Click the Column button to select the database information to be displayed, such as annotation information such as GO, pathway, and subcellular positioning, as shown in the figure below. After selecting, click save to save the settings, and the system will automatically jump to the information display page.
The final result is shown in the figure below, check the protein of interest, you can download the annotation results to the local view, and support a variety of text formats including Excel format.
For scientific research reagent sales workers, this section is used more often. This section displays the naming (including protein name, gene name) and source species information. If necessary, you can directly jump to the NCBI and Enzem databases. make an inquiry.
This is followed by the subcellular localization and topology of the protein. It can be seen that CCL4L2 is a secreted protein located outside the cell membrane
In the PTM section, the information on protein synthesis, molecular processing, amino acid modification and post-translational modification, such as cleavage, glycosylation, fatty acylation, and disulfide bond positions, is listed, and the signal peptide sequence of this protein can be known. and precursor proteins are listed together.
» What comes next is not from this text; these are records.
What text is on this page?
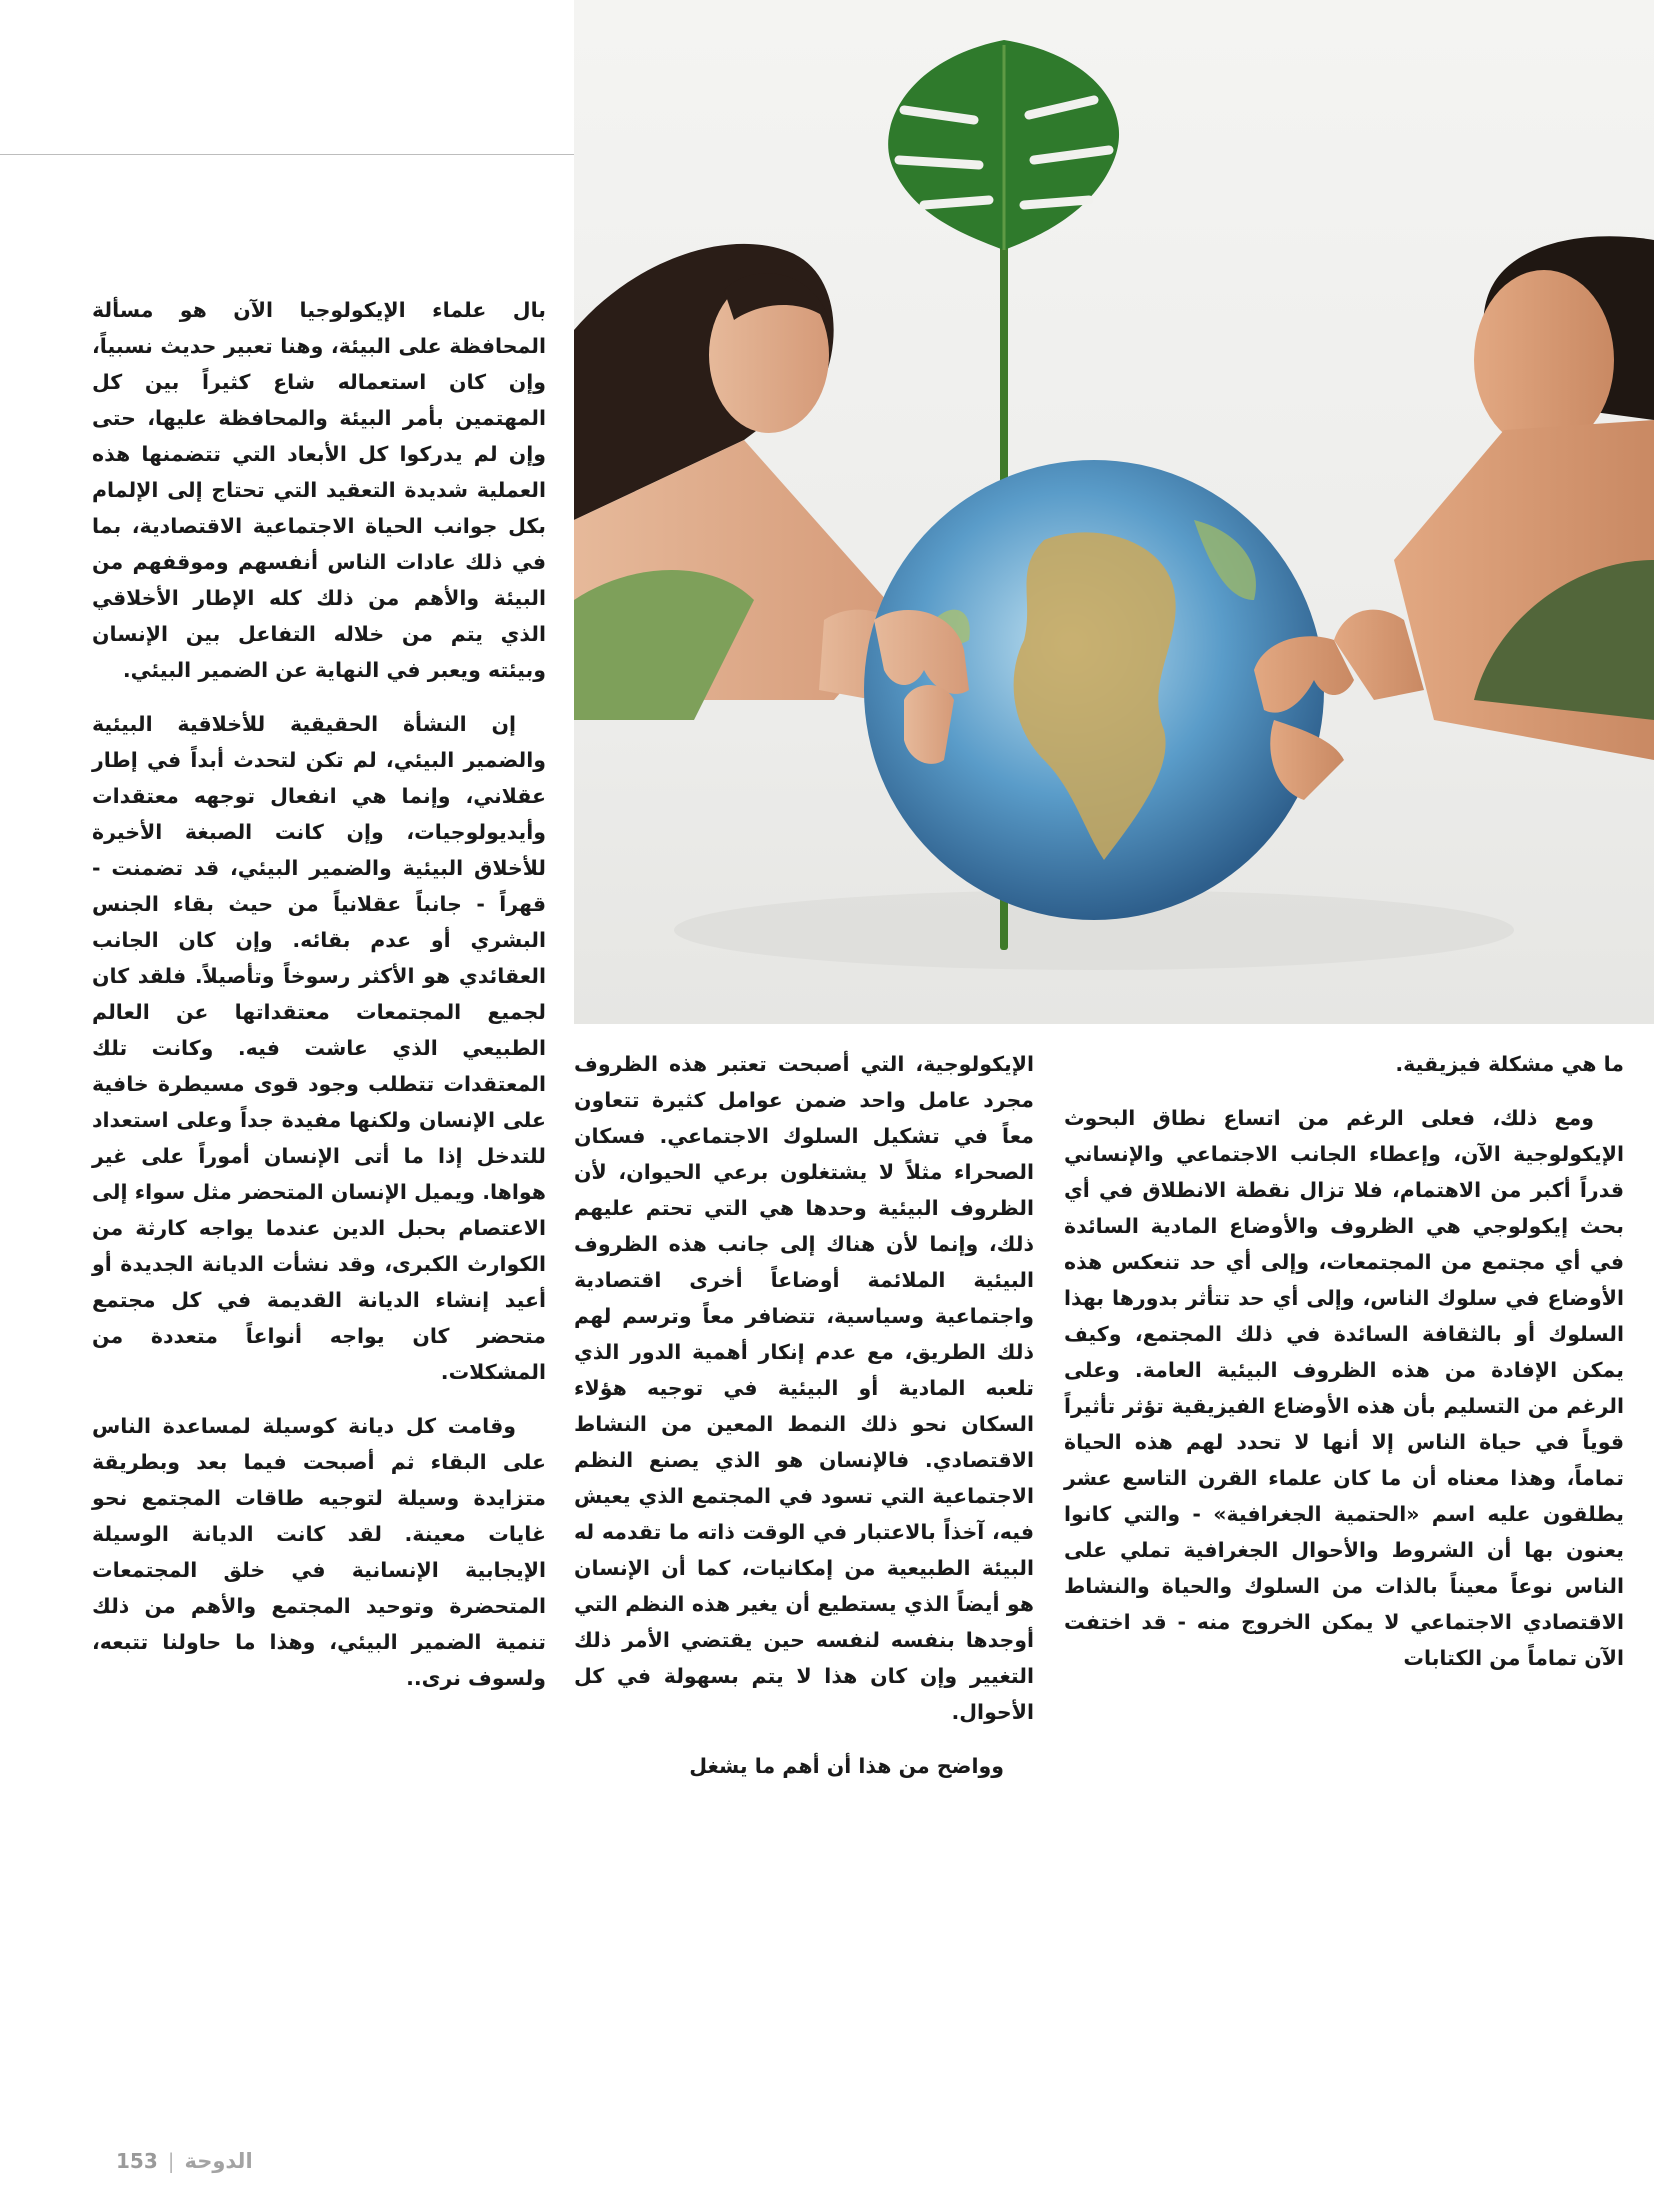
ما هي مشكلة فيزيقية.

ومع ذلك، فعلى الرغم من اتساع نطاق البحوث الإيكولوجية الآن، وإعطاء الجانب الاجتماعي والإنساني قدراً أكبر من الاهتمام، فلا تزال نقطة الانطلاق في أي بحث إيكولوجي هي الظروف والأوضاع المادية السائدة في أي مجتمع من المجتمعات، وإلى أي حد تنعكس هذه الأوضاع في سلوك الناس، وإلى أي حد تتأثر بدورها بهذا السلوك أو بالثقافة السائدة في ذلك المجتمع، وكيف يمكن الإفادة من هذه الظروف البيئية العامة. وعلى الرغم من التسليم بأن هذه الأوضاع الفيزيقية تؤثر تأثيراً قوياً في حياة الناس إلا أنها لا تحدد لهم هذه الحياة تماماً، وهذا معناه أن ما كان علماء القرن التاسع عشر يطلقون عليه اسم «الحتمية الجغرافية» - والتي كانوا يعنون بها أن الشروط والأحوال الجغرافية تملي على الناس نوعاً معيناً بالذات من السلوك والحياة والنشاط الاقتصادي الاجتماعي لا يمكن الخروج منه - قد اختفت الآن تماماً من الكتابات

الإيكولوجية، التي أصبحت تعتبر هذه الظروف مجرد عامل واحد ضمن عوامل كثيرة تتعاون معاً في تشكيل السلوك الاجتماعي. فسكان الصحراء مثلاً لا يشتغلون برعي الحيوان، لأن الظروف البيئية وحدها هي التي تحتم عليهم ذلك، وإنما لأن هناك إلى جانب هذه الظروف البيئية الملائمة أوضاعاً أخرى اقتصادية واجتماعية وسياسية، تتضافر معاً وترسم لهم ذلك الطريق، مع عدم إنكار أهمية الدور الذي تلعبه المادية أو البيئية في توجيه هؤلاء السكان نحو ذلك النمط المعين من النشاط الاقتصادي. فالإنسان هو الذي يصنع النظم الاجتماعية التي تسود في المجتمع الذي يعيش فيه، آخذاً بالاعتبار في الوقت ذاته ما تقدمه له البيئة الطبيعية من إمكانيات، كما أن الإنسان هو أيضاً الذي يستطيع أن يغير هذه النظم التي أوجدها بنفسه لنفسه حين يقتضي الأمر ذلك التغيير وإن كان هذا لا يتم بسهولة في كل الأحوال.

وواضح من هذا أن أهم ما يشغل

بال علماء الإيكولوجيا الآن هو مسألة المحافظة على البيئة، وهنا تعبير حديث نسبياً، وإن كان استعماله شاع كثيراً بين كل المهتمين بأمر البيئة والمحافظة عليها، حتى وإن لم يدركوا كل الأبعاد التي تتضمنها هذه العملية شديدة التعقيد التي تحتاج إلى الإلمام بكل جوانب الحياة الاجتماعية الاقتصادية، بما في ذلك عادات الناس أنفسهم وموقفهم من البيئة والأهم من ذلك كله الإطار الأخلاقي الذي يتم من خلاله التفاعل بين الإنسان وبيئته ويعبر في النهاية عن الضمير البيئي.

إن النشأة الحقيقية للأخلاقية البيئية والضمير البيئي، لم تكن لتحدث أبداً في إطار عقلاني، وإنما هي انفعال توجهه معتقدات وأيديولوجيات، وإن كانت الصبغة الأخيرة للأخلاق البيئية والضمير البيئي، قد تضمنت - قهراً - جانباً عقلانياً من حيث بقاء الجنس البشري أو عدم بقائه. وإن كان الجانب العقائدي هو الأكثر رسوخاً وتأصيلاً. فلقد كان لجميع المجتمعات معتقداتها عن العالم الطبيعي الذي عاشت فيه. وكانت تلك المعتقدات تتطلب وجود قوى مسيطرة خافية على الإنسان ولكنها مفيدة جداً وعلى استعداد للتدخل إذا ما أتى الإنسان أموراً على غير هواها. ويميل الإنسان المتحضر مثل سواء إلى الاعتصام بحبل الدين عندما يواجه كارثة من الكوارث الكبرى، وقد نشأت الديانة الجديدة أو أعيد إنشاء الديانة القديمة في كل مجتمع متحضر كان يواجه أنواعاً متعددة من المشكلات.

وقامت كل ديانة كوسيلة لمساعدة الناس على البقاء ثم أصبحت فيما بعد وبطريقة متزايدة وسيلة لتوجيه طاقات المجتمع نحو غايات معينة. لقد كانت الديانة الوسيلة الإيجابية الإنسانية في خلق المجتمعات المتحضرة وتوحيد المجتمع والأهم من ذلك تنمية الضمير البيئي، وهذا ما حاولنا تتبعه، ولسوف نرى..

153 | الدوحة
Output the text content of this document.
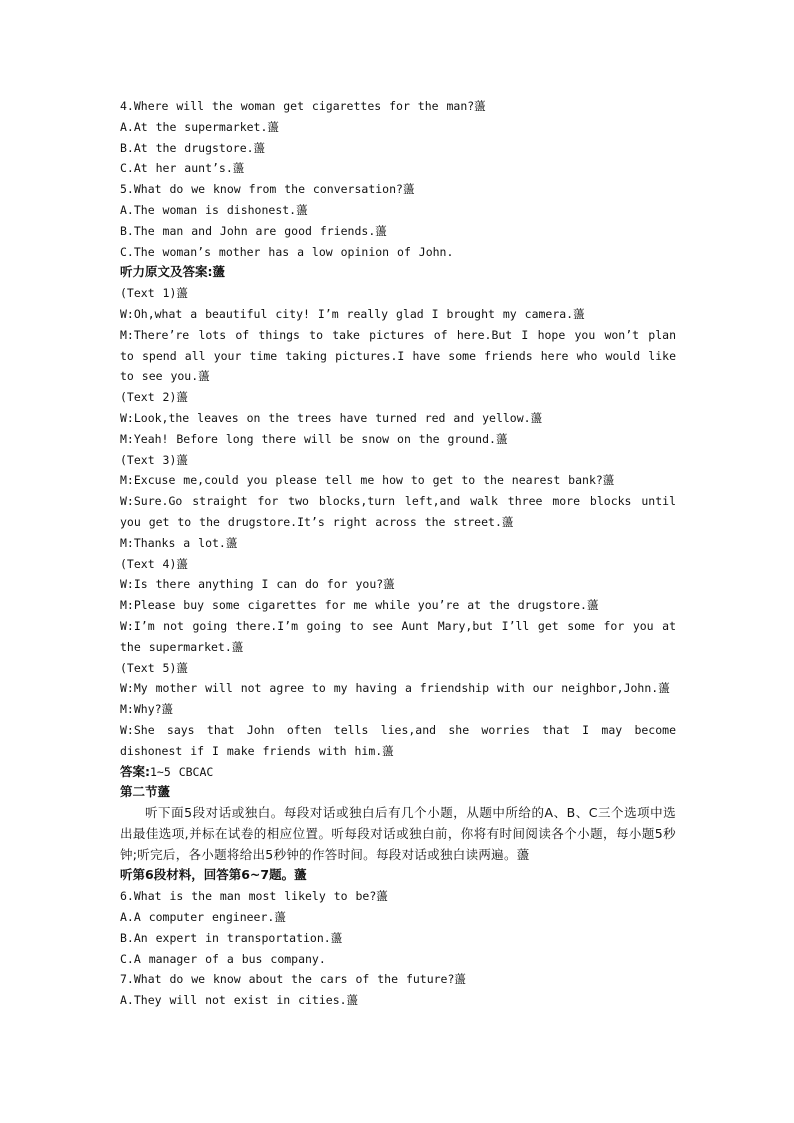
4.Where will the woman get cigarettes for the man?蘯
A.At the supermarket.蘯
B.At the drugstore.蘯
C.At her aunt’s.蘯
5.What do we know from the conversation?蘯
A.The woman is dishonest.蘯
B.The man and John are good friends.蘯
C.The woman’s mother has a low opinion of John.
听力原文及答案:蘯
(Text 1)蘯
W:Oh,what a beautiful city! I’m really glad I brought my camera.蘯
M:There’re lots of things to take pictures of here.But I hope you won’t plan to spend all your time taking pictures.I have some friends here who would like to see you.蘯
(Text 2)蘯
W:Look,the leaves on the trees have turned red and yellow.蘯
M:Yeah! Before long there will be snow on the ground.蘯
(Text 3)蘯
M:Excuse me,could you please tell me how to get to the nearest bank?蘯
W:Sure.Go straight for two blocks,turn left,and walk three more blocks until you get to the drugstore.It’s right across the street.蘯
M:Thanks a lot.蘯
(Text 4)蘯
W:Is there anything I can do for you?蘯
M:Please buy some cigarettes for me while you’re at the drugstore.蘯
W:I’m not going there.I’m going to see Aunt Mary,but I’ll get some for you at the supermarket.蘯
(Text 5)蘯
W:My mother will not agree to my having a friendship with our neighbor,John.蘯
M:Why?蘯
W:She says that John often tells lies,and she worries that I may become dishonest if I make friends with him.蘯
答案:1~5 CBCAC
第二节蘯
听下面5段对话或独白。每段对话或独白后有几个小题，从题中所给的A、B、C三个选项中选出最佳选项,并标在试卷的相应位置。听每段对话或独白前，你将有时间阅读各个小题，每小题5秒钟;听完后，各小题将给出5秒钟的作答时间。每段对话或独白读两遍。蘯
听第6段材料，回答第6~7题。蘯
6.What is the man most likely to be?蘯
A.A computer engineer.蘯
B.An expert in transportation.蘯
C.A manager of a bus company.
7.What do we know about the cars of the future?蘯
A.They will not exist in cities.蘯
The sequence part is the important information that scientific researchers need. This part lists the complete sequence of the protein starting from the signal peptide. If the protein has different splicing bodies, the sequence of each splicing body will also be listed one by one. It is convenient for researchers to use.
The introduction of Uniprot database is finished, I hope it will be helpful to your scientific research!